Cancer-themed movies tend to be grueling and very heavy affairs. Oscar winning Danish director Susanne Bier’s crowdpleaser Love Is All You Need is surely one of the only forays into the genre that can be labeled a romantic comedy.

Speaking in Venice after the film’s world premiere, Bier said “everybody involved in this film has had a close relationship with cancer.”

Her own mother (who was on the Lido to support the screening) has battled breast cancer twice. The writer Anders Thomas Jensen’s mother died from cancer and the star Pierce Brosnan had a wife who died from the disease.

“My mother has this spirit. She is an extremely light and positive person…she would all the time figure out a way of seeing something positive in a situation that is very painful,” the director acknowledged of the inspiration she drew close to home. “There is nothing in the actual story that has to do with her story but her character traits are built upon.”

Bier was determined to make a film that was “comedic” and “light” in spite of the film featuring a female protagonist (played by Trine Dyrlholm) who had lost a breast, is forced to wear a wig and is being cheated on by her husband.

“That’s not just a terrible, painful thing. It’s also an extremely threatening lack of female identity. Somehow to gain James Bond was wonderful,” she said of the casting of Brosnan. “But more importantly, he was the right person for it.”

Bier is already on post-production on a new movie, Serena, starring Jennifer Lawrence and Bradley Cooper. However, she refused to be drawn on future projects or to confirm whether or not she will be directing the Hanning Mankell scripted biopic of Swedish filmmaking legend Ingmar Bergman.
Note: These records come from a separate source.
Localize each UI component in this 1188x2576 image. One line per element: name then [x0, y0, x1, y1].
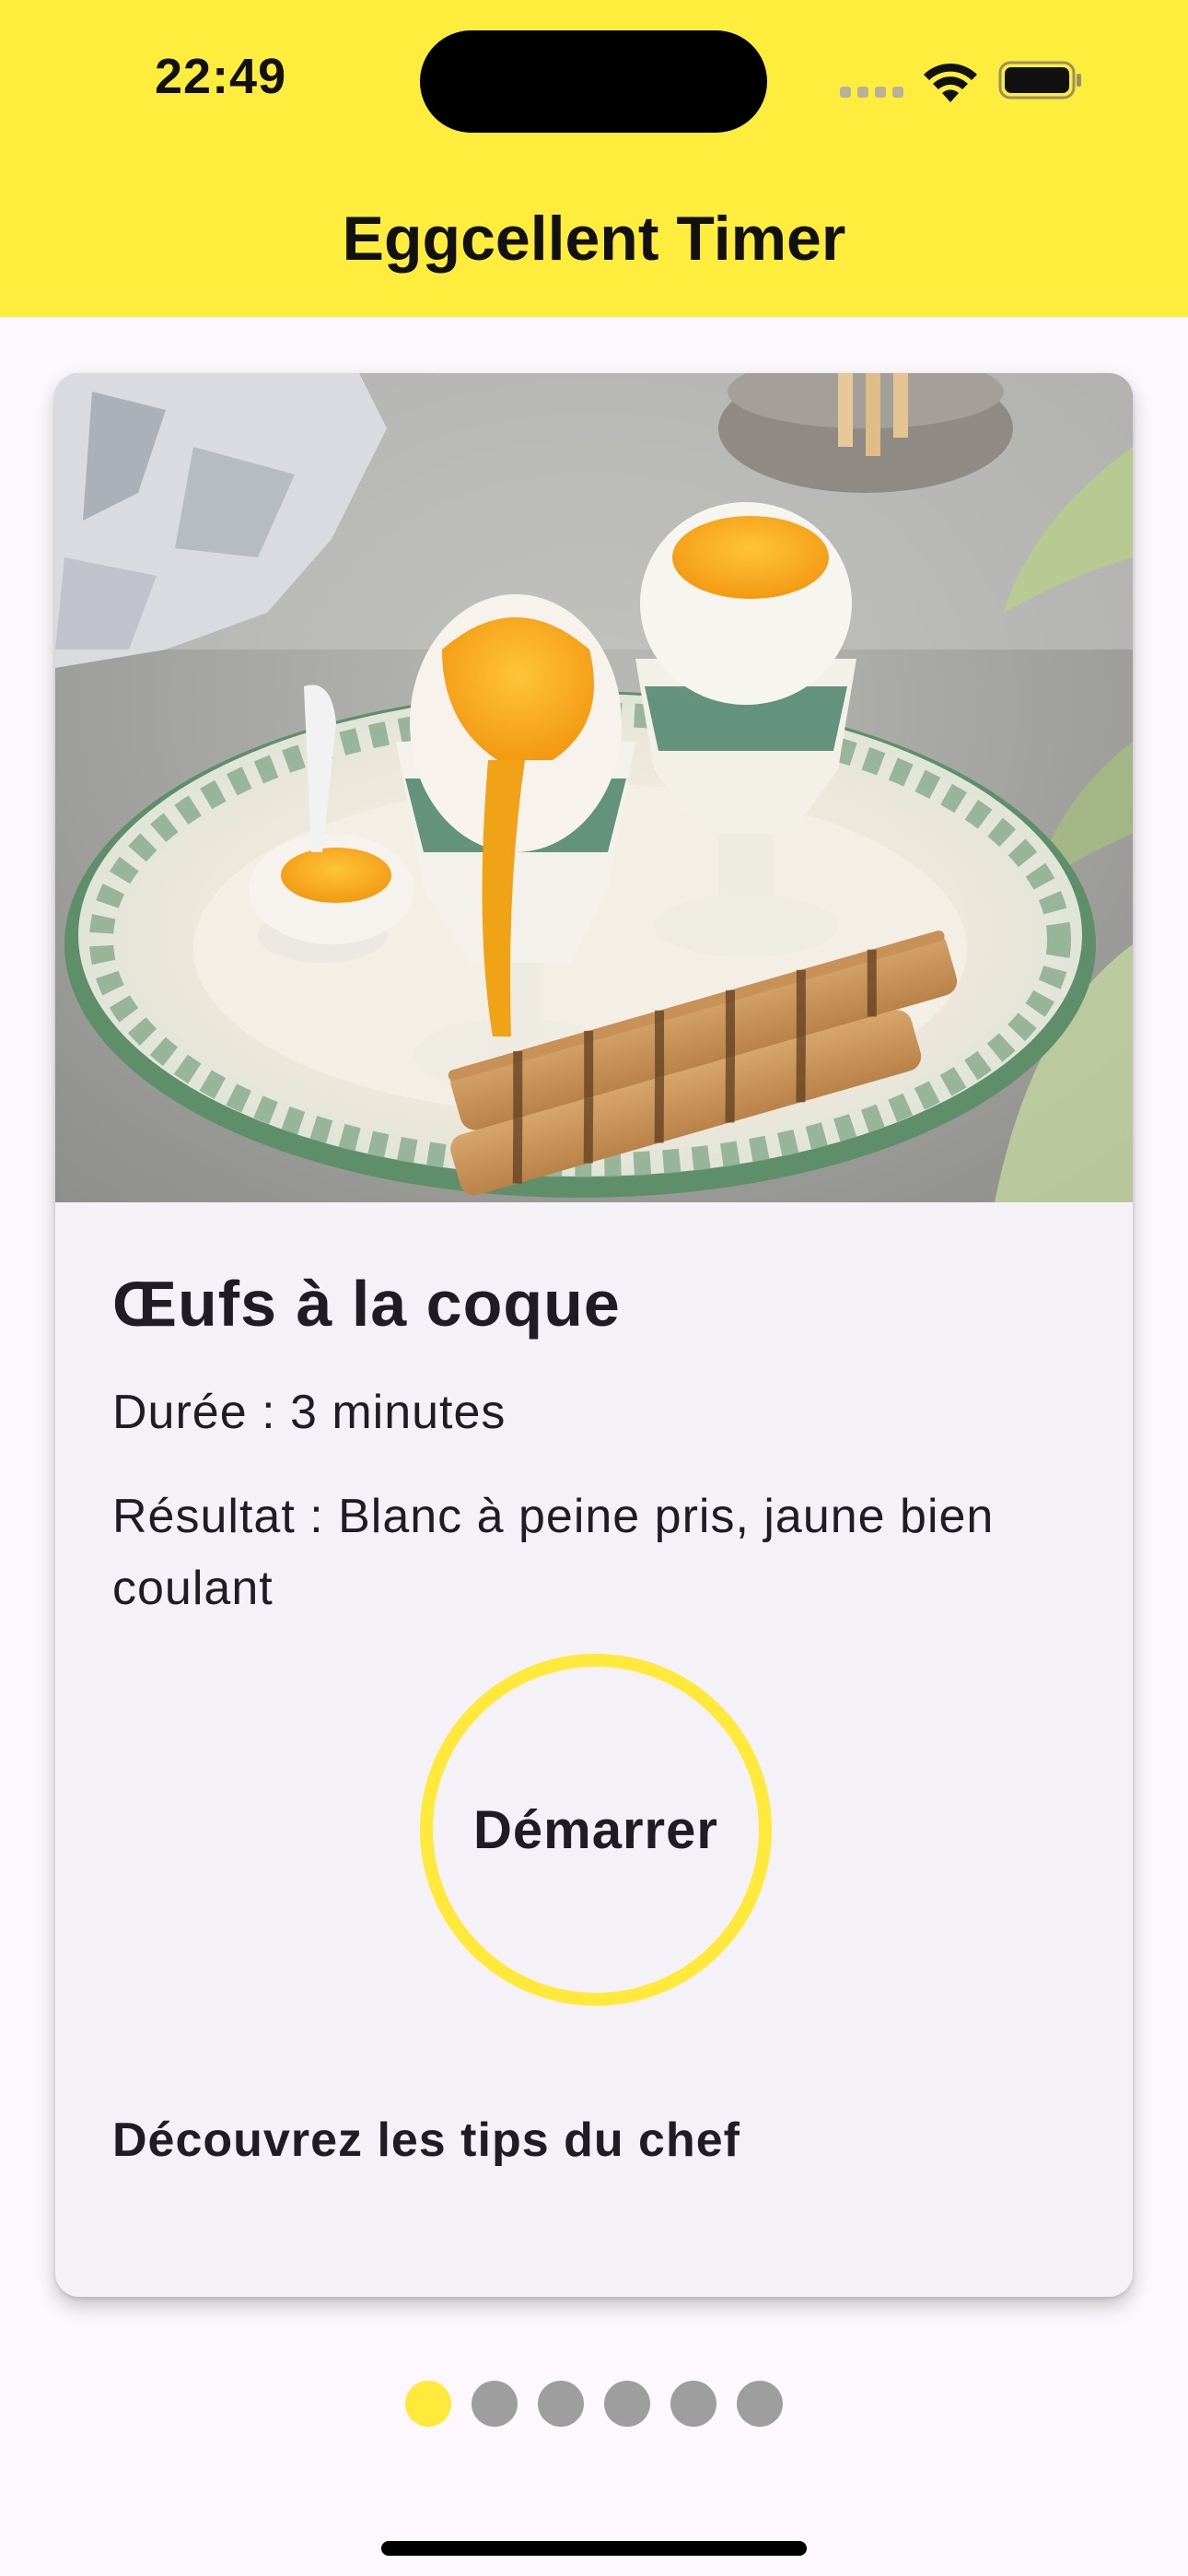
recipe-result: Résultat : Blanc à peine pris, jaune bie… — [112, 1490, 995, 1615]
page-dot-3[interactable] — [538, 2381, 584, 2427]
page-dot-1[interactable] — [405, 2381, 451, 2427]
dynamic-island — [420, 30, 767, 133]
page-dot-4[interactable] — [604, 2381, 650, 2427]
wifi-icon — [924, 63, 977, 102]
recipe-duration: Durée : 3 minutes — [112, 1386, 507, 1439]
page-dot-2[interactable] — [472, 2381, 518, 2427]
chef-tips-link[interactable]: Découvrez les tips du chef — [112, 2113, 740, 2168]
cellular-signal-icon — [840, 87, 904, 98]
status-bar-time: 22:49 — [155, 49, 287, 104]
page-indicator[interactable] — [405, 2381, 783, 2427]
egg-photo — [55, 373, 1133, 1202]
recipe-title: Œufs à la coque — [112, 1268, 621, 1340]
home-indicator[interactable] — [381, 2541, 807, 2556]
app-screen: 22:49 Eggcellent Timer Œufs à la coque D… — [0, 0, 1188, 2576]
start-timer-button[interactable]: Démarrer — [420, 1654, 772, 2006]
recipe-card[interactable]: Œufs à la coque Durée : 3 minutes Résult… — [55, 373, 1133, 2297]
battery-icon — [998, 61, 1081, 100]
page-dot-5[interactable] — [670, 2381, 716, 2427]
start-button-label: Démarrer — [473, 1799, 718, 1860]
app-header: 22:49 Eggcellent Timer — [0, 0, 1188, 317]
page-dot-6[interactable] — [737, 2381, 783, 2427]
app-title: Eggcellent Timer — [342, 204, 846, 274]
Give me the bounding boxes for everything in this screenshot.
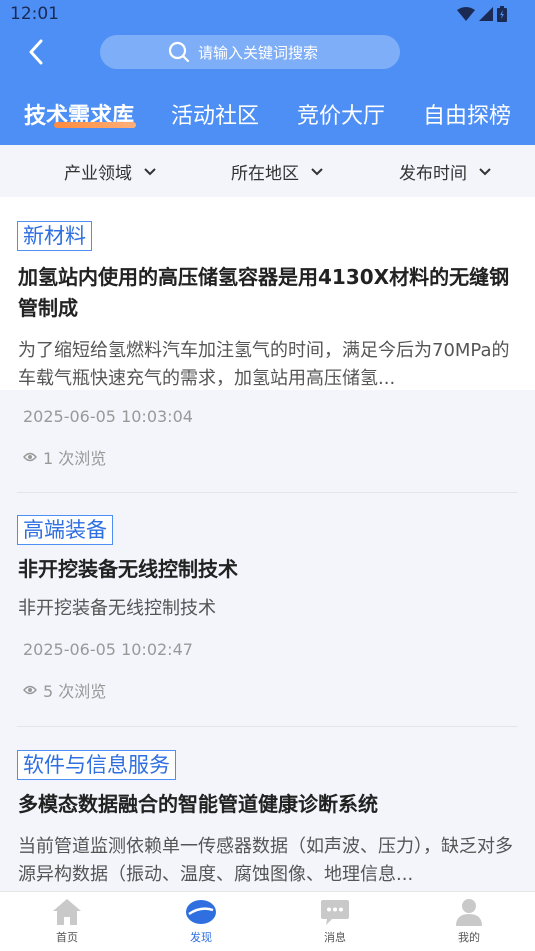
chevron-left-icon: [29, 39, 43, 65]
chevron-down-icon: [479, 167, 491, 175]
publish-time: 2025-06-05 10:02:47: [23, 640, 193, 659]
tab-bidding-hall[interactable]: 竞价大厅: [297, 98, 385, 130]
tab-free-list[interactable]: 自由探榜: [423, 98, 511, 130]
item-title: 加氢站内使用的高压储氢容器是用4130X材料的无缝钢管制成: [18, 265, 510, 320]
item-title: 多模态数据融合的智能管道健康诊断系统: [18, 792, 378, 816]
nav-messages[interactable]: 消息: [295, 898, 375, 945]
nav-messages-label: 消息: [324, 931, 346, 944]
chevron-down-icon: [311, 167, 323, 175]
chevron-down-icon: [144, 167, 156, 175]
nav-discover[interactable]: 发现: [161, 898, 241, 945]
item-summary: 当前管道监测依赖单一传感器数据（如声波、压力），缺乏对多源异构数据（振动、温度、…: [18, 836, 513, 885]
nav-discover-label: 发现: [190, 931, 212, 944]
profile-icon: [456, 899, 482, 926]
search-placeholder: 请输入关键词搜索: [198, 43, 319, 62]
status-icons: [457, 6, 507, 22]
item-summary: 非开挖装备无线控制技术: [18, 598, 216, 619]
search-icon: [168, 41, 190, 63]
wifi-icon: [457, 7, 475, 21]
filter-publish-time[interactable]: 发布时间: [399, 159, 491, 184]
divider: [17, 492, 518, 493]
nav-home[interactable]: 首页: [27, 898, 107, 945]
eye-icon: [23, 685, 37, 695]
view-count-label: 5 次浏览: [43, 682, 107, 701]
filter-publish-time-label: 发布时间: [399, 164, 467, 184]
app-header: 12:01 请输入关键词搜索 技术需求库 活动社区 竞价大厅 自由探榜: [0, 0, 535, 145]
nav-home-label: 首页: [56, 931, 78, 944]
back-button[interactable]: [18, 34, 54, 70]
category-tag: 软件与信息服务: [17, 750, 176, 780]
discover-icon: [186, 900, 216, 924]
filter-industry-label: 产业领域: [64, 164, 132, 184]
item-summary: 为了缩短给氢燃料汽车加注氢气的时间，满足今后为70MPa的车载气瓶快速充气的需求…: [18, 340, 510, 389]
view-count: 1 次浏览: [23, 445, 106, 469]
view-count: 5 次浏览: [23, 678, 106, 702]
nav-profile-label: 我的: [458, 931, 480, 944]
active-tab-indicator: [54, 122, 136, 128]
filter-region-label: 所在地区: [231, 164, 299, 184]
home-icon: [53, 899, 81, 925]
view-count-label: 1 次浏览: [43, 449, 107, 468]
bottom-nav: 首页 发现 消息 我的: [0, 891, 535, 951]
item-title: 非开挖装备无线控制技术: [18, 557, 238, 581]
filter-region[interactable]: 所在地区: [231, 159, 323, 184]
category-tag: 新材料: [17, 221, 92, 251]
tab-activity-community[interactable]: 活动社区: [171, 98, 259, 130]
battery-icon: [497, 6, 507, 22]
eye-icon: [23, 452, 37, 462]
signal-icon: [479, 7, 493, 21]
status-time: 12:01: [10, 4, 59, 24]
publish-time: 2025-06-05 10:03:04: [23, 407, 193, 426]
category-tag: 高端装备: [17, 515, 113, 545]
divider: [17, 726, 518, 727]
search-input[interactable]: 请输入关键词搜索: [100, 35, 400, 69]
message-icon: [321, 900, 349, 925]
filter-bar: 产业领域 所在地区 发布时间: [0, 145, 535, 197]
status-bar: 12:01: [0, 0, 535, 28]
filter-industry[interactable]: 产业领域: [64, 159, 156, 184]
nav-profile[interactable]: 我的: [429, 898, 509, 945]
category-tabs: 技术需求库 活动社区 竞价大厅 自由探榜: [0, 92, 535, 136]
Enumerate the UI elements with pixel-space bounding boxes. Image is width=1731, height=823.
Love Is All You Need, warmly received by audiences in Venice, is now sold out by TrustNordisk. “The beauty of romantic comedy is that we know how it is going to end. It is (about) how much we enjoy getting there,” Bier reflected. “I’ve mostly done more heavy dramatic things but it’s a movie that I am very proud and which I think will reach an audience and yet touch on very difficult subjects. I’ve read a number of scripts dealing with cancer and i haven’t wanted to do any because I don’t want to add to the stigma of something that is already so anxiety-ridden…nobody is not connected to someone who had cancer.”